Dalam FGD ke-7 ini, Kepala Sub Direktorat Bina Lapas Khusus Teroris Kolonel Marinir Wahyu Herawan, menjelaskan salah satu tantangan deradikalisasi yang selama ini dihadapi beserta langkah antisipasinya.
"Keberhasilan program perubahan ideologi sulit diukur jika sasaran melakukan Taqiyyah (berpura - pura).
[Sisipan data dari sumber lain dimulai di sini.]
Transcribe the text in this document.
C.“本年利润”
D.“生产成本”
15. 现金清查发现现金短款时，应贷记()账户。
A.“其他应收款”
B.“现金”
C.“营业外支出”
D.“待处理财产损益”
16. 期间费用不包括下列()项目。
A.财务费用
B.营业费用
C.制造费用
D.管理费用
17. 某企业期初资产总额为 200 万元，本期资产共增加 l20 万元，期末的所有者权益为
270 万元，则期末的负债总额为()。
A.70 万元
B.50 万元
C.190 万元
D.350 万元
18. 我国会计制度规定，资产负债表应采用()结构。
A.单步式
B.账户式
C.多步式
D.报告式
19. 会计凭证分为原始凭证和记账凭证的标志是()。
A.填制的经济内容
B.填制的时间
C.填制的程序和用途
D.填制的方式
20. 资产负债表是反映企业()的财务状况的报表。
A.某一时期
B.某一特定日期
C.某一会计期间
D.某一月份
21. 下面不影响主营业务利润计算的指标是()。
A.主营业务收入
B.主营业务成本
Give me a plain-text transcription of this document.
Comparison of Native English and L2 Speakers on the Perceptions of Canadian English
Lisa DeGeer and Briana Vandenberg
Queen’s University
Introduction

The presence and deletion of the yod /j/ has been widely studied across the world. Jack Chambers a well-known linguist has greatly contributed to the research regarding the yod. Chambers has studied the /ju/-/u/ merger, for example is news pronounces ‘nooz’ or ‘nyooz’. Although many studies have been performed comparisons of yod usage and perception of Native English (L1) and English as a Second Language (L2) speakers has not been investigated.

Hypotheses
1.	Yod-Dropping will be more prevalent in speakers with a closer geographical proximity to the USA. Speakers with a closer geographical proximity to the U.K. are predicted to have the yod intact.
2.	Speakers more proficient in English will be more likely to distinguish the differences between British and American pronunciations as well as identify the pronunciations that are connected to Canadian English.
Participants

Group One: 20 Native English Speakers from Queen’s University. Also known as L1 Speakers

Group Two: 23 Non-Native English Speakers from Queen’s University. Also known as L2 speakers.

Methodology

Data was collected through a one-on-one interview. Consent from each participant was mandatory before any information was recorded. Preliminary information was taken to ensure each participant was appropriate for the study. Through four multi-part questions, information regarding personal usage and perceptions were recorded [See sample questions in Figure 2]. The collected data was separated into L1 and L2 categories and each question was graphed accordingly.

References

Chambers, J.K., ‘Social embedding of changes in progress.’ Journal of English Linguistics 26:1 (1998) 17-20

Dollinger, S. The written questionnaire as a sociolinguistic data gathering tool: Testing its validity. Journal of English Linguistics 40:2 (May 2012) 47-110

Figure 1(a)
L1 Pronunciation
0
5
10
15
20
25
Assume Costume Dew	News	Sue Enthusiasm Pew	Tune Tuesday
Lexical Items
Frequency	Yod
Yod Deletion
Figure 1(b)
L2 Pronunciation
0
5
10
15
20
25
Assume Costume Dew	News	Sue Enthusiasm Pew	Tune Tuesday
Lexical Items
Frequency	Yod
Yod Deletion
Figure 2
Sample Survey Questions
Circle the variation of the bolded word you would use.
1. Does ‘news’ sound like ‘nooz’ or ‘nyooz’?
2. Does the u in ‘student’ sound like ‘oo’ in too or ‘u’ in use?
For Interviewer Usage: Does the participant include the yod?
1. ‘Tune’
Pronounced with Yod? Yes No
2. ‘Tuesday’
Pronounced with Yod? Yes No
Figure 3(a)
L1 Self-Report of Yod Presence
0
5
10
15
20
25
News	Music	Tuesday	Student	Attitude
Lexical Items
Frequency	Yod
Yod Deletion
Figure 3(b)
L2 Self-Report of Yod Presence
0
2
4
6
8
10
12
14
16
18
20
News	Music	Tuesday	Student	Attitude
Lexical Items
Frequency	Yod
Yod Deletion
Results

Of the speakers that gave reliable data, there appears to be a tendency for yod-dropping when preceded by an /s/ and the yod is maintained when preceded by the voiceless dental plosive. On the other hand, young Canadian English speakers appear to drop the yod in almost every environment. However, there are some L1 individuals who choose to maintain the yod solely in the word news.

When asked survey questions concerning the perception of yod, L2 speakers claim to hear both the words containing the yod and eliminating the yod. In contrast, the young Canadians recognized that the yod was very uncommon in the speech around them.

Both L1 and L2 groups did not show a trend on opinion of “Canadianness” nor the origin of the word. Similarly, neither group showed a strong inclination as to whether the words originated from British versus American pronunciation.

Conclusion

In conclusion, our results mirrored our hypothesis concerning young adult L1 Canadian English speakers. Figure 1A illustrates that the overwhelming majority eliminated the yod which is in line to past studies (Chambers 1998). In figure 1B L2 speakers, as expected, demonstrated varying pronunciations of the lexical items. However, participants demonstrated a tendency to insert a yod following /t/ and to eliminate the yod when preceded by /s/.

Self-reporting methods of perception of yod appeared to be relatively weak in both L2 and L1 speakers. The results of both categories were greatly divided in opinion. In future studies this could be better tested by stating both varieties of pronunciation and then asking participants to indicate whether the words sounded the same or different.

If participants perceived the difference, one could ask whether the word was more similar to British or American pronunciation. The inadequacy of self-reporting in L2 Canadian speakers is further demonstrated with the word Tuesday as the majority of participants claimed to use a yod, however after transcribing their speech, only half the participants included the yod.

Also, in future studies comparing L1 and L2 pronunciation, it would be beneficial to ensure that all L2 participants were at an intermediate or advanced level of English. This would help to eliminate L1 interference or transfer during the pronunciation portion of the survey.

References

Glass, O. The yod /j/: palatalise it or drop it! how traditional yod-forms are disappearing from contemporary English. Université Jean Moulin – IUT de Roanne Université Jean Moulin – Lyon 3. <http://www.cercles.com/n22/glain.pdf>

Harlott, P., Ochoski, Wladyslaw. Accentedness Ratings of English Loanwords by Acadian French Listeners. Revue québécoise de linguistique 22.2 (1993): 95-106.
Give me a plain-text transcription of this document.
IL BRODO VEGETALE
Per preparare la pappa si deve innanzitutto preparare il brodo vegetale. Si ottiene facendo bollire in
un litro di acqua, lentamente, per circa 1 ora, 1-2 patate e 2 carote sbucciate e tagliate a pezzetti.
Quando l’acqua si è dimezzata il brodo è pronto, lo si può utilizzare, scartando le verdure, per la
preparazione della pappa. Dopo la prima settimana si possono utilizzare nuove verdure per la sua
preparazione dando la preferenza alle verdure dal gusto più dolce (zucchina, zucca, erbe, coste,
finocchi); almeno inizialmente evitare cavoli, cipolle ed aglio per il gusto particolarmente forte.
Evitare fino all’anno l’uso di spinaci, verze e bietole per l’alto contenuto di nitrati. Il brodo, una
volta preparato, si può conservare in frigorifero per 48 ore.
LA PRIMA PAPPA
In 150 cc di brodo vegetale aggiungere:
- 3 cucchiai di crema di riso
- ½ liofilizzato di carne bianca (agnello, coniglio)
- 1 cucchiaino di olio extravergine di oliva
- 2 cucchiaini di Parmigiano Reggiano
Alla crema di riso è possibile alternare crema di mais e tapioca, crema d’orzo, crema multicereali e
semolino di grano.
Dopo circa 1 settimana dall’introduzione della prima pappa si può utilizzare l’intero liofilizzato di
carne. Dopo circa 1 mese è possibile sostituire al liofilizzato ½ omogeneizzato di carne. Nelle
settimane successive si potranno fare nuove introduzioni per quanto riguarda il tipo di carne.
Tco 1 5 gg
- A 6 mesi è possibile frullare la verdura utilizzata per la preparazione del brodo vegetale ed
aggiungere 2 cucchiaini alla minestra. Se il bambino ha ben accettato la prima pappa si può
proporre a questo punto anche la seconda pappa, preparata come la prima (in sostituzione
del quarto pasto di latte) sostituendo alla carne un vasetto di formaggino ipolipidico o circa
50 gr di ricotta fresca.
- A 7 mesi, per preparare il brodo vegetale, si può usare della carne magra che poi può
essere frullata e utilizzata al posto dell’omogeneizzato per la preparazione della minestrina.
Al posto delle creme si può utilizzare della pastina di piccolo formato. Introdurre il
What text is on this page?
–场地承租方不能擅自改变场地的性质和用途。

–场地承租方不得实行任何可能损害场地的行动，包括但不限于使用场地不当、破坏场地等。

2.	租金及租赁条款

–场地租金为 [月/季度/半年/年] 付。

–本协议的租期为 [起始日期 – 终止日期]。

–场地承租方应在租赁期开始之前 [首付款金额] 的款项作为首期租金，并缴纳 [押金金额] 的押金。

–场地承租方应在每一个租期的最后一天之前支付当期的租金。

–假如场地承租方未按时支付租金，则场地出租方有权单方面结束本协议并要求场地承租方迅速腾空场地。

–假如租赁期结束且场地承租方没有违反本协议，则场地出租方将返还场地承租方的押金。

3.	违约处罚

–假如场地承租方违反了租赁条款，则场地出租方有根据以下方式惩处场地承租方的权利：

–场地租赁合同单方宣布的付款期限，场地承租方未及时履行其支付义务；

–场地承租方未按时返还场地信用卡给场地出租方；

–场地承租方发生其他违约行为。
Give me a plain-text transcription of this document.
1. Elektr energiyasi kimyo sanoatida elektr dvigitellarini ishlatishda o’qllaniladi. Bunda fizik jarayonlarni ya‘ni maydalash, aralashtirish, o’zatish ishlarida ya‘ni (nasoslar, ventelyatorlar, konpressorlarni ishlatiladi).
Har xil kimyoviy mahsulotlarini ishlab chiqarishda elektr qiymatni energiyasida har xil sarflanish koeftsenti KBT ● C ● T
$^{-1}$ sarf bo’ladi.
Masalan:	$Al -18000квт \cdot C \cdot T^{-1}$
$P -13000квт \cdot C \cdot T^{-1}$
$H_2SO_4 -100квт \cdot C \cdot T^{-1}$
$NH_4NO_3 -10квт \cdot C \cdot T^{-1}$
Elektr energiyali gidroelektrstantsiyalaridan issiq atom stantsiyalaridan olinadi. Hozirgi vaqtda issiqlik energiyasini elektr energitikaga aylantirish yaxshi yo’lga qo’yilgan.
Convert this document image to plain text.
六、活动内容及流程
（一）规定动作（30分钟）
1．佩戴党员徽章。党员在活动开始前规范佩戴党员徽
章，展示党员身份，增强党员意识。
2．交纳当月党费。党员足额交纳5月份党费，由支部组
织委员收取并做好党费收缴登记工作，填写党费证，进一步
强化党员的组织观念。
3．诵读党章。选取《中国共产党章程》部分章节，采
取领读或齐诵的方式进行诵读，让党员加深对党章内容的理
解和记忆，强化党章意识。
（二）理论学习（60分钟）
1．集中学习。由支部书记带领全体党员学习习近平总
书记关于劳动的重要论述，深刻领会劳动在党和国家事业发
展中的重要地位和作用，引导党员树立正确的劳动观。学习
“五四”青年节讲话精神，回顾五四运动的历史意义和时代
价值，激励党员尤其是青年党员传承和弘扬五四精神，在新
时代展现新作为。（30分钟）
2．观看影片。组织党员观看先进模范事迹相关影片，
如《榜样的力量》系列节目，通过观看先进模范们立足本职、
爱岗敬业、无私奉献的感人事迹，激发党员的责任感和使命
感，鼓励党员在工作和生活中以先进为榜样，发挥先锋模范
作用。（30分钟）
Ini memang tricky, tapi kami melakukan antisipasi dengan tidak menyebarluaskan metode tes kami dan kami punya tools sendiri," ujar Wahyu.
Sementara itu, Executive Director Yayasan Prasasti Perdamaian Taufik Andire sebagai perwakilan organisasi masyarakat sipil memberikan rekomendasi agar dilakukan review atas setiap program yang dijalankan.
"Perlu dilakukan review berkala secara reguler untuk menilai berhasil tidaknya program deradikalisasi/disengagement baik yang dilakukan oleh Kementerian atau Lembaga, pemerintah daerah maupun CSO," katanya.
Hadir dalam FGD ini perwakilan K/L terkait mulai dari Kementerian Koordinasi Politik, Hukum dan Keamanan (Kemenkopolhukam), Kementerian Sekretariat Wakil Presiden, Kementerian Hukum dan Hak Asasi Manusia (Kemenkumham) hingga Kementerian Luar Negeri.